La première partie de l’article présente des éléments liés à l’accès et au fonctionnement de l’enseignement en milieu carcéral : qui, pour quels enseignements, comment. J’en ai retenu en particulier que le système éducatif en milieu carcéral est marqué par des spécificités qui en rendent la compréhension bien délicate, de l’extérieur. L’école en prison constitue un véritable parallèle au système classique, et là encore plus qu’ailleurs les enseignants sont isolés, voire invisibilisés.
Ensuite, l’auteure répond déjà partiellement à la question qui m’intéresse en particulier : qu’est-ce que la situation carcérale révèle, exacerbe ou interroge dans les formes scolaires classiques ? Elle écrit :
L’enseignement en milieu carcéral offre un miroir singulier pour réfléchir aux forces et aux faiblesses du système scolaire traditionnel. Tout d’abord, la prison accentue certaines fragilités déjà présentes dans l’enseignement ordinaire. L’individualisation des parcours, souvent insuffisante dans les classes classiques, devient cruciale face à une population carcérale hétérogène, avec des niveaux scolaires très variés et des besoins éducatifs spécifiques. Dans ce contexte, la relation éducative prend une importance majeure : l’attachement au lien enseignant-apprenant devient central pour favoriser l’engagement des apprenants.
Dans les formations que j’anime autour de la vulnérabilité scolaire, autour de l’accessibilité universelle, autour de l’alliance éducative avec les familles ou sur le thème des gestes professionnels avec des élèves à difficultés comportementales, c’est toujours ce qui est au coeur : la qualité de la relation maître-élèves. La confiance est le préalable, pour instaurer le sentiment indispensable de sécurité, qui permet de se mettre en activité pour apprendre. Car apprendre nécessite de déconstruire, et pour des élèves vulnérables c’est une mise en danger individuelle.

L’auteure poursuit :
La question du sens des apprentissages et de la motivation se pose de manière encore plus aiguë. (…) Cela souligne la nécessité d’une pédagogie adaptée, flexible et non purement transmissive, capable de répondre aux besoins spécifiques des apprenants et de leur offrir des outils pour se réapproprier leur parcours éducatif. (…)

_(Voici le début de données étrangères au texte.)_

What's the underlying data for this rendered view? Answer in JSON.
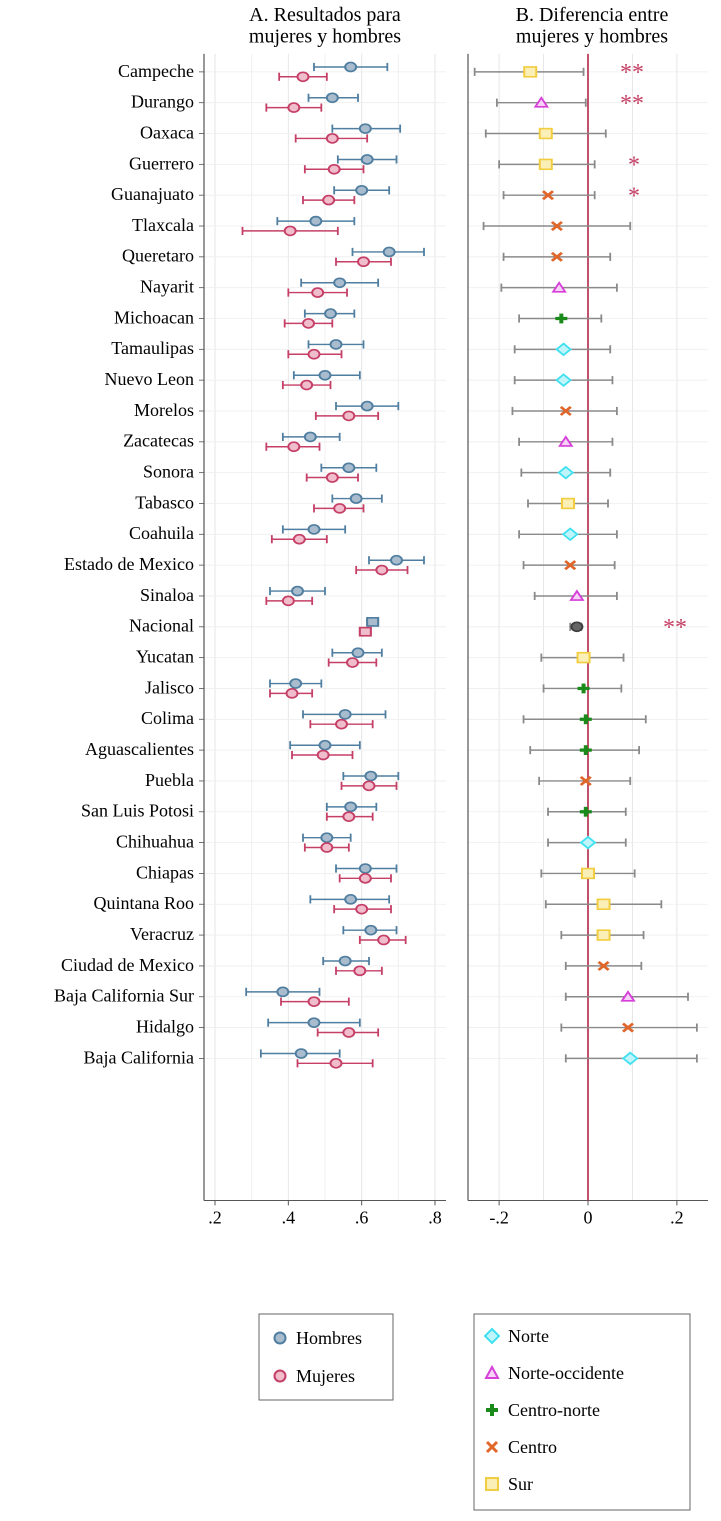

Enfin, la prison constitue un véritable espace d’innovation pédagogique. Les enseignants y expérimentent des méthodes variées, développent des outils de remédiation adaptés aux difficultés de lecture, d’écriture ou de compréhension, et adoptent des pédagogies actives qui impliquent les apprenants dans leur propre apprentissage. Ce rôle positionne l’enseignant comme un artisan pédagogique, capable de créer des solutions sur mesure et de faire évoluer les pratiques éducatives.
Que retenir des leviers de l’enseignement en milieu carcéral, pour nos classes ? Deux axes me semblent émerger : la qualité de la relation éducative et des pédagogies flexibles, actives.
Cet article de Philippe Vieille Marchiset, « L’enseignement en prison », dans Au fil de maths n°545, la revue de l’AMPEP, complète bien l’article relaté ici.